Beazley 4E P.E.R, Page29: Unicode
Joshua Landau
joshua at landau.ws
Sun Jul 14 03:13:59 EDT 2013
On 14 July 2013 04:09, <vek.m1234 at gmail.com> wrote:
> http://stackoverflow.com/questions/17632246/beazley-4e-p-e-r-page29-unicode
>
> "directly writing a raw UTF-8 encoded string such as 'Jalape\xc3\xb1o' simply produces a nine-character string U+004A, U+0061, U+006C, U+0061, U+0070, U+0065, U+00C3, U+00B1, U+006F, which is probably not what you intended.This is because in UTF-8, the multi- byte sequence \xc3\xb1 is supposed to represent the single character U+00F1, not the two characters U+00C3 and U+00B1."
Correct.
> My original question was: Shouldn't this be 8 characters - not 9?
No, Python tends to be right on these things.
> He says: \xc3\xb1 is supposed to represent the single character. However after some interaction with fellow Pythonistas i'm even more confused.
You would be, given the way he said it.
> With reference to the above para:
> 1. What does he mean by "writing a raw UTF-8 encoded string"??
Well, that doesn't really mean much with no context like he gave it.
> In Python2, once can do 'Jalape funny-n o'. This is a 'bytes' string where each glyph is 1 byte long when stored internally so each glyph is associated with an integer as per charset ASCII or Latin-1. If these charsets have a funny-n glyph then yay! else nay! There is no UTF-8 here!! or UTF-16!! These are plain bytes (8 bits).
>
> Unicode is a really big mapping table between glyphs and integers and are denoted as Uxxxx or Uxxxx-xxxx.
*Waits for our resident unicode experts to explain why you're actually wrong*
> UTF-8 UTF-16 are encodings to store those big integers in an efficient manner. So when DB says "writing a raw UTF-8 encoded string" - well the only way to do this is to use Python3 where the default string literals are stored in Unicode which then will use a UTF-8 UTF-16 internally to store the bytes in their respective structures; or, one could use u'Jalape' which is unicode in both languages (note the leading 'u').
Correct.
> 2. So assuming this is Python 3: 'Jalape \xYY \xZZ o' (spaces for readability) what DB is saying is that, the stupid-user would expect Jalapeno with a squiggly-n but instead he gets is: Jalape funny1 funny2 o (spaces for readability) -9 glyphs or 9 Unicode-points or 9-UTF8 characters. Correct?
I think so.
> 3. Which leaves me wondering what he means by:
> "This is because in UTF-8, the multi- byte sequence \xc3\xb1 is supposed to represent the single character U+00F1, not the two characters U+00C3 and U+00B1"

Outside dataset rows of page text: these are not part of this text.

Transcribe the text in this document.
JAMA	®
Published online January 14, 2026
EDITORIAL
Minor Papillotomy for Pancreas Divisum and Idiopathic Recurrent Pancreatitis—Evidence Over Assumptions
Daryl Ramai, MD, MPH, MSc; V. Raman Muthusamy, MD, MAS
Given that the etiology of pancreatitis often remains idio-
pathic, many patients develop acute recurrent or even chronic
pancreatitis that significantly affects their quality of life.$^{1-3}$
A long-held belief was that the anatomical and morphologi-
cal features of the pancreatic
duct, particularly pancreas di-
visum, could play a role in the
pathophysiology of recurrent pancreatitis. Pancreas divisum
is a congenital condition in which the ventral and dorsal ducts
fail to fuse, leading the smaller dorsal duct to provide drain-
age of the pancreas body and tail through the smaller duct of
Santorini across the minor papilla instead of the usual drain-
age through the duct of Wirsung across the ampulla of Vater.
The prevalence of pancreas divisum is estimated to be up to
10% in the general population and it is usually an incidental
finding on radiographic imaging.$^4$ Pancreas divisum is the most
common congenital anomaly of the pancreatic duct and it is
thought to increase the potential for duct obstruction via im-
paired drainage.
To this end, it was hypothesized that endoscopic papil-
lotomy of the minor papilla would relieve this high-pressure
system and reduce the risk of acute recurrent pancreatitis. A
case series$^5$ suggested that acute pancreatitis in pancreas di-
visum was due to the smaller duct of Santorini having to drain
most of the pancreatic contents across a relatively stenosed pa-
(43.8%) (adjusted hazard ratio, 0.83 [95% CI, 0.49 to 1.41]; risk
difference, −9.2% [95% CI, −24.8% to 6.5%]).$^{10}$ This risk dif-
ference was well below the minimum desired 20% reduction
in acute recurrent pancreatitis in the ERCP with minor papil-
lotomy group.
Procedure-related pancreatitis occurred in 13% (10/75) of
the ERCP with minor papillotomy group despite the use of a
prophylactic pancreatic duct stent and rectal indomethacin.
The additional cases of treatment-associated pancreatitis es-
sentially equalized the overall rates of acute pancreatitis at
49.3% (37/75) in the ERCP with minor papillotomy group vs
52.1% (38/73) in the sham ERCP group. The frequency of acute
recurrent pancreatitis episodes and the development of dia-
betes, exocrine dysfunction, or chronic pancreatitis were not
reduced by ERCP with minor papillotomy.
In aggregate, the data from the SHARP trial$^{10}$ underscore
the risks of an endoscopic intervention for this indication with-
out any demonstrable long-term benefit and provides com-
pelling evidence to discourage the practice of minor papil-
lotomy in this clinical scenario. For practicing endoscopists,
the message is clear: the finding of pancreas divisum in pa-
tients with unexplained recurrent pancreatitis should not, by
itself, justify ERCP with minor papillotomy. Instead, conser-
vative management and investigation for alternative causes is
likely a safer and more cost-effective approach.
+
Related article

He's mixed some things up, AFAICT.
> Could someone take the time to read carefully and clarify what DB is saying??
Here's a simple explanation: you're both wrong (or you're both *almost* right):
As of Python 3:
>>> "\xc3\xb1"
'ñ'
>>> b"\xc3\xb1".decode()
'ñ'
"WHAT?!" you scream, "THAT'S WRONG!" But it's not. Let me explain.
Python 3's strings want you to give each character separately (*winces
in case I'm wrong*). Python is interpreting the "\xc3" as "\N{LATIN
CAPITAL LETTER A WITH TILDE}" and "\xb1" as "\N{PLUS-MINUS SIGN}"¹.

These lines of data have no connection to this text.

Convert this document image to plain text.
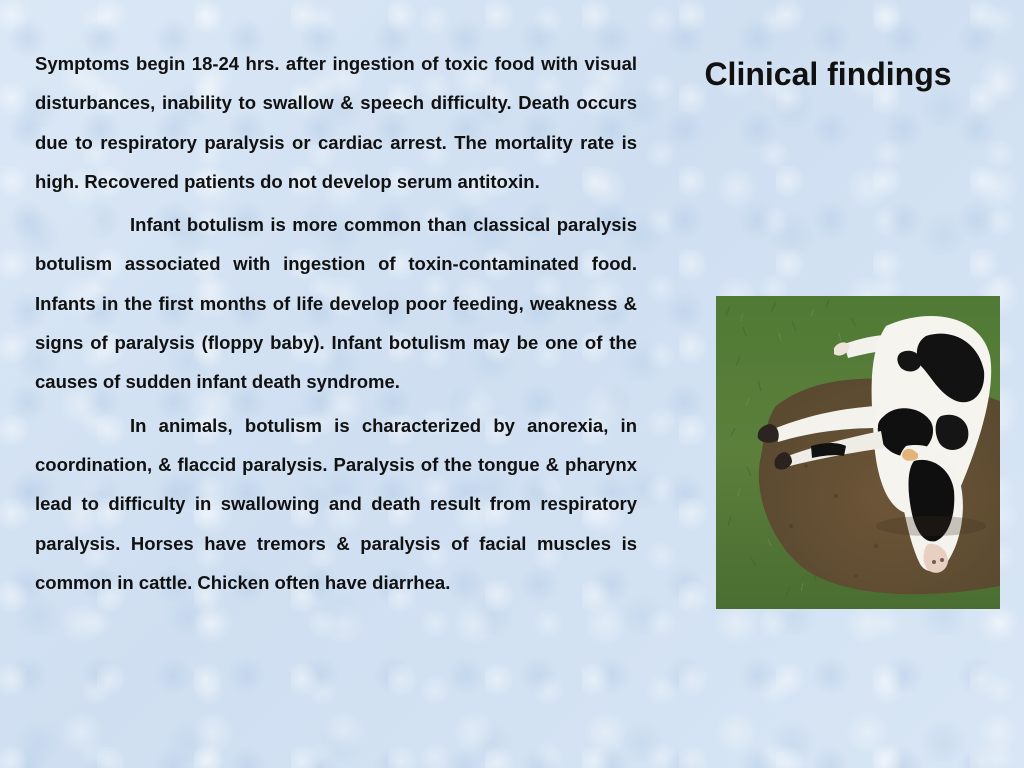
Symptoms begin 18-24 hrs. after ingestion of toxic food with visual disturbances, inability to swallow & speech difficulty. Death occurs due to respiratory paralysis or cardiac arrest. The mortality rate is high. Recovered patients do not develop serum antitoxin.

Infant botulism is more common than classical paralysis botulism associated with ingestion of toxin-contaminated food. Infants in the first months of life develop poor feeding, weakness & signs of paralysis (floppy baby). Infant botulism may be one of the causes of sudden infant death syndrome.

In animals, botulism is characterized by anorexia, in coordination, & flaccid paralysis. Paralysis of the tongue & pharynx lead to difficulty in swallowing and death result from respiratory paralysis. Horses have tremors & paralysis of facial muscles is common in cattle. Chicken often have diarrhea.

Clinical findings
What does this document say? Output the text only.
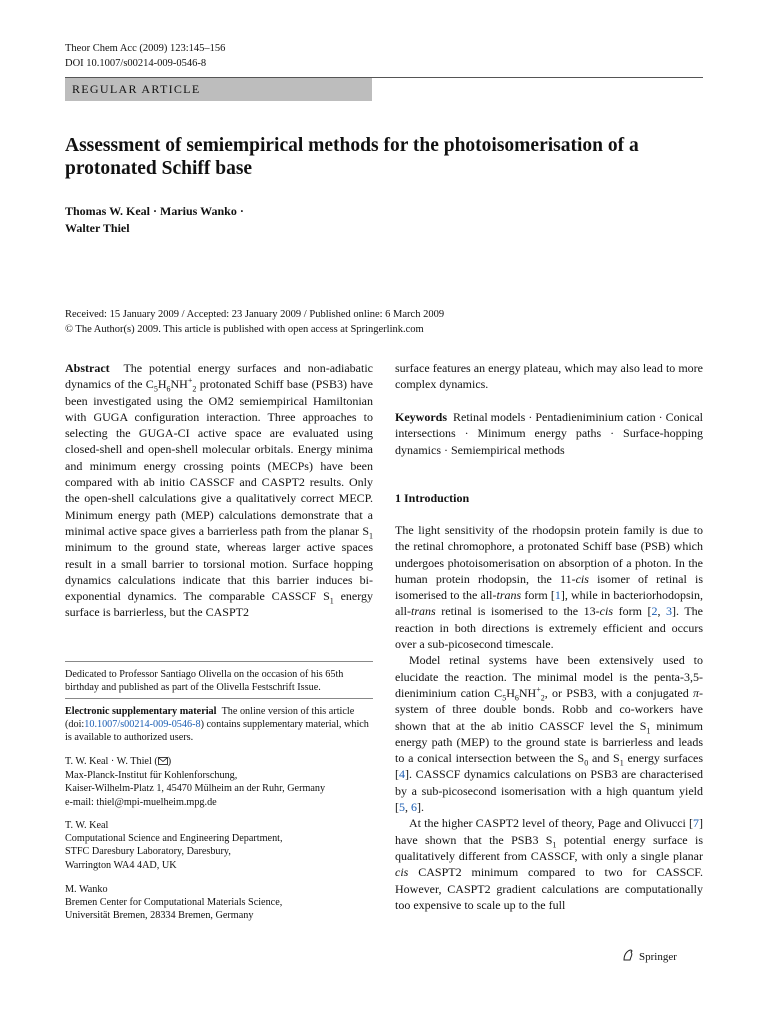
Theor Chem Acc (2009) 123:145–156
DOI 10.1007/s00214-009-0546-8
REGULAR ARTICLE
Assessment of semiempirical methods for the photoisomerisation of a protonated Schiff base
Thomas W. Keal · Marius Wanko ·
Walter Thiel
Received: 15 January 2009 / Accepted: 23 January 2009 / Published online: 6 March 2009
© The Author(s) 2009. This article is published with open access at Springerlink.com

Abstract The potential energy surfaces and non-adiabatic dynamics of the $C_5H_6NH^+_2$ protonated Schiff base (PSB3) have been investigated using the OM2 semiempirical Hamiltonian with GUGA configuration interaction. Three approaches to selecting the GUGA-CI active space are evaluated using closed-shell and open-shell molecular orbitals. Energy minima and minimum energy crossing points (MECPs) have been compared with ab initio CASSCF and CASPT2 results. Only the open-shell calculations give a qualitatively correct MECP. Minimum energy path (MEP) calculations demonstrate that a minimal active space gives a barrierless path from the planar $S_1$ minimum to the ground state, whereas larger active spaces result in a small barrier to torsional motion. Surface hopping dynamics calculations indicate that this barrier induces bi-exponential dynamics. The comparable CASSCF $S_1$ energy surface is barrierless, but the CASPT2

Dedicated to Professor Santiago Olivella on the occasion of his 65th birthday and published as part of the Olivella Festschrift Issue.
Electronic supplementary material The online version of this article (doi:10.1007/s00214-009-0546-8) contains supplementary material, which is available to authorized users.
T. W. Keal · W. Thiel ( )
Max-Planck-Institut für Kohlenforschung,
Kaiser-Wilhelm-Platz 1, 45470 Mülheim an der Ruhr, Germany
e-mail: thiel@mpi-muelheim.mpg.de
T. W. Keal
Computational Science and Engineering Department,
STFC Daresbury Laboratory, Daresbury,
Warrington WA4 4AD, UK
M. Wanko
Bremen Center for Computational Materials Science,
Universität Bremen, 28334 Bremen, Germany
surface features an energy plateau, which may also lead to more complex dynamics.
Keywords Retinal models · Pentadieniminium cation · Conical intersections · Minimum energy paths · Surface-hopping dynamics · Semiempirical methods
1 Introduction

The light sensitivity of the rhodopsin protein family is due to the retinal chromophore, a protonated Schiff base (PSB) which undergoes photoisomerisation on absorption of a photon. In the human protein rhodopsin, the 11-cis isomer of retinal is isomerised to the all-trans form [1], while in bacteriorhodopsin, all-trans retinal is isomerised to the 13-cis form [2, 3]. The reaction in both directions is extremely efficient and occurs over a sub-picosecond timescale.

Model retinal systems have been extensively used to elucidate the reaction. The minimal model is the penta-3,5-dieniminium cation $C_5H_6NH^+_2$, or PSB3, with a conjugated π-system of three double bonds. Robb and co-workers have shown that at the ab initio CASSCF level the $S_1$ minimum energy path (MEP) to the ground state is barrierless and leads to a conical intersection between the $S_0$ and $S_1$ energy surfaces [4]. CASSCF dynamics calculations on PSB3 are characterised by a sub-picosecond isomerisation with a high quantum yield [5, 6].

At the higher CASPT2 level of theory, Page and Olivucci [7] have shown that the PSB3 $S_1$ potential energy surface is qualitatively different from CASSCF, with only a single planar cis CASPT2 minimum compared to two for CASSCF. However, CASPT2 gradient calculations are computationally too expensive to scale up to the full

Springer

This means that Python is given *two* characters. Python is basically
doing this:
number = int("c3", 16) # Convert from base16
chr(number) # Turn to the character from the Unicode mapping
When you give Python *raw bytes*, you are saying that this is what the
string looks like *when encoded* -- you are not giving Python Unicode,
but *encoded Unicode*. This means that when you decode it (.decode())
it is free to convert multibyte sections to their relevant characters.

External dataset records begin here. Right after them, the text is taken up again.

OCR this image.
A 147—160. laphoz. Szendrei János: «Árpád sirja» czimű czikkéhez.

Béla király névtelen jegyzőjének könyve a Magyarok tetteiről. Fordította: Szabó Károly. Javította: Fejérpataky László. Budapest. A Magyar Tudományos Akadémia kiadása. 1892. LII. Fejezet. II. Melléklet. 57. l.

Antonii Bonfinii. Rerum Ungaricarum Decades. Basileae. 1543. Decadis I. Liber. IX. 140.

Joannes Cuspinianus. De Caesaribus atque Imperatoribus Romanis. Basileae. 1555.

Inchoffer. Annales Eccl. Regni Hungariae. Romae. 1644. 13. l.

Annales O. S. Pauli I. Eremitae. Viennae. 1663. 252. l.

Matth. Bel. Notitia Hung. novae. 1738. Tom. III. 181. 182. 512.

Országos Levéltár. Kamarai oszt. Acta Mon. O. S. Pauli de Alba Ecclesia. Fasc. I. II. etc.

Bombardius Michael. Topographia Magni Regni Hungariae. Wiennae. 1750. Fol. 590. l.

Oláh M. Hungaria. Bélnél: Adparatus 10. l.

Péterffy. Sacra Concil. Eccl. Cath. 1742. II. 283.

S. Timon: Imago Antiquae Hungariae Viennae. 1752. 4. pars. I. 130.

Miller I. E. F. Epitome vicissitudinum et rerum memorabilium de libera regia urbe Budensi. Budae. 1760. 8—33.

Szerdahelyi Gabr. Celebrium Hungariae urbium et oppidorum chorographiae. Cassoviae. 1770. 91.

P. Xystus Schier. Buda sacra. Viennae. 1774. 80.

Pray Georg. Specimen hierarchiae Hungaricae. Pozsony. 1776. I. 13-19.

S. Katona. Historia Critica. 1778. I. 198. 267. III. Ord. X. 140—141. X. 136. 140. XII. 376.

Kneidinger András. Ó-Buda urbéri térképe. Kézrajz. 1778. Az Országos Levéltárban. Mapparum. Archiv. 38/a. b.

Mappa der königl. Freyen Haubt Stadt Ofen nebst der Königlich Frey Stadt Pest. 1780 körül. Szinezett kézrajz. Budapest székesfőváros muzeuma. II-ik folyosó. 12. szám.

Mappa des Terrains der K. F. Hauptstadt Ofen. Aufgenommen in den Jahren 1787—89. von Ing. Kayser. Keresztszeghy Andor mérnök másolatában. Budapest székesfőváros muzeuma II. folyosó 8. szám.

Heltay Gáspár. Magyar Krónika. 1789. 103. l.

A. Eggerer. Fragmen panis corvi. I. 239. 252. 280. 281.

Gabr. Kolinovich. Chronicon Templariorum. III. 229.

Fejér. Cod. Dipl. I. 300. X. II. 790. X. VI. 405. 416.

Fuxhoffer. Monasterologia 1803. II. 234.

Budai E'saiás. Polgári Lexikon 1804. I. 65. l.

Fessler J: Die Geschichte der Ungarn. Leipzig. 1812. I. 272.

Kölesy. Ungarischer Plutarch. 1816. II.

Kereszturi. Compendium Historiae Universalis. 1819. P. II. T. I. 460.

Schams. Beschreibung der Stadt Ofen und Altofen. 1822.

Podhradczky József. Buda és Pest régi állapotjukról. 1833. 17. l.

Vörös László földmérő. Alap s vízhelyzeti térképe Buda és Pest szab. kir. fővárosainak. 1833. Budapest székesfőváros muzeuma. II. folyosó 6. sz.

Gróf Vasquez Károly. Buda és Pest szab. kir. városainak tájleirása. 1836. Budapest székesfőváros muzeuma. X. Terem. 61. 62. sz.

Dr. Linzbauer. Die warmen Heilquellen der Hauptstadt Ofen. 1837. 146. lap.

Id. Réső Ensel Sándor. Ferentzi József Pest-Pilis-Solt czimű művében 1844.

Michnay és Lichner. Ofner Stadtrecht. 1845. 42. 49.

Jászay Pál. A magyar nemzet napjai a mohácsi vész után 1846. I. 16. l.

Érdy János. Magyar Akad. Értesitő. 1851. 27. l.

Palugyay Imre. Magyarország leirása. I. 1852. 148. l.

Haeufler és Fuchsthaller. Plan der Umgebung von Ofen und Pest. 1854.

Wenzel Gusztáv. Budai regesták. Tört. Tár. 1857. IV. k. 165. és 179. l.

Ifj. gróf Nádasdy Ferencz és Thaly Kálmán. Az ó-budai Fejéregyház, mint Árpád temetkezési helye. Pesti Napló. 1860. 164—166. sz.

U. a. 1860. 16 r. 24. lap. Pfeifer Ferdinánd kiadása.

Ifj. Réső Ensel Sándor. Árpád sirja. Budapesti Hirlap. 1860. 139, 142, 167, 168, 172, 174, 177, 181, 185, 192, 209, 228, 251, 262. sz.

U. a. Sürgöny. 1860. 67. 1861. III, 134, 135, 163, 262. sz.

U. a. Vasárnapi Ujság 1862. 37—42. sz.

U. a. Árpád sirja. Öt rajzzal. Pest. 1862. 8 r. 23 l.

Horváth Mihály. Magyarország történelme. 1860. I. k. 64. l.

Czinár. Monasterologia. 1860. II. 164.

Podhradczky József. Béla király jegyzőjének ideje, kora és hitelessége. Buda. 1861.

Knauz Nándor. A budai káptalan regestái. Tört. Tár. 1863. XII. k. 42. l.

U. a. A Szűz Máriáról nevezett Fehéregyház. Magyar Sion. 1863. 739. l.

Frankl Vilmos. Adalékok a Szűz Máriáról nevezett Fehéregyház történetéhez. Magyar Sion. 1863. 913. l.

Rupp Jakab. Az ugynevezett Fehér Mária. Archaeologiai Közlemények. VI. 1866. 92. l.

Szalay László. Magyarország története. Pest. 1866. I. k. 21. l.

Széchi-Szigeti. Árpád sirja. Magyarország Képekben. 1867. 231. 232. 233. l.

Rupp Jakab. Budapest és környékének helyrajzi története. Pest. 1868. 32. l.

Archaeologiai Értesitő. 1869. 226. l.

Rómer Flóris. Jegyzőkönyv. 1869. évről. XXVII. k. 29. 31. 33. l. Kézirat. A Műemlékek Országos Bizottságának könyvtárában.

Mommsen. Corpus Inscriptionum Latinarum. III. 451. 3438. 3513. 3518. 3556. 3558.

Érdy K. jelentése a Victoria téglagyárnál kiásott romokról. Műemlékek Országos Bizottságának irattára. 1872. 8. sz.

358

To see how an *encoded string* is not the same as the string itself, see:
>>> "Jalepeño".encode("ASCII", errors="xmlcharrefreplace")
b'Jalepeño'
Those *represent* the same thing, but the first (according to Python)
*is* the thing, the second needs to be *decoded*.
Now, bringing this back to the original:
>>> "\xc3\xb1".encode()
b'\xc3\x83\xc2\xb1'
You can see that the *encoded* bytes represent the *two* characters;
the string you see above is *not the encoded one*. The encoding is
*internal to Python*.
I hope that helps; good luck.
¹ Note that I find the "\N{...}" form much easier to read, and recommend it.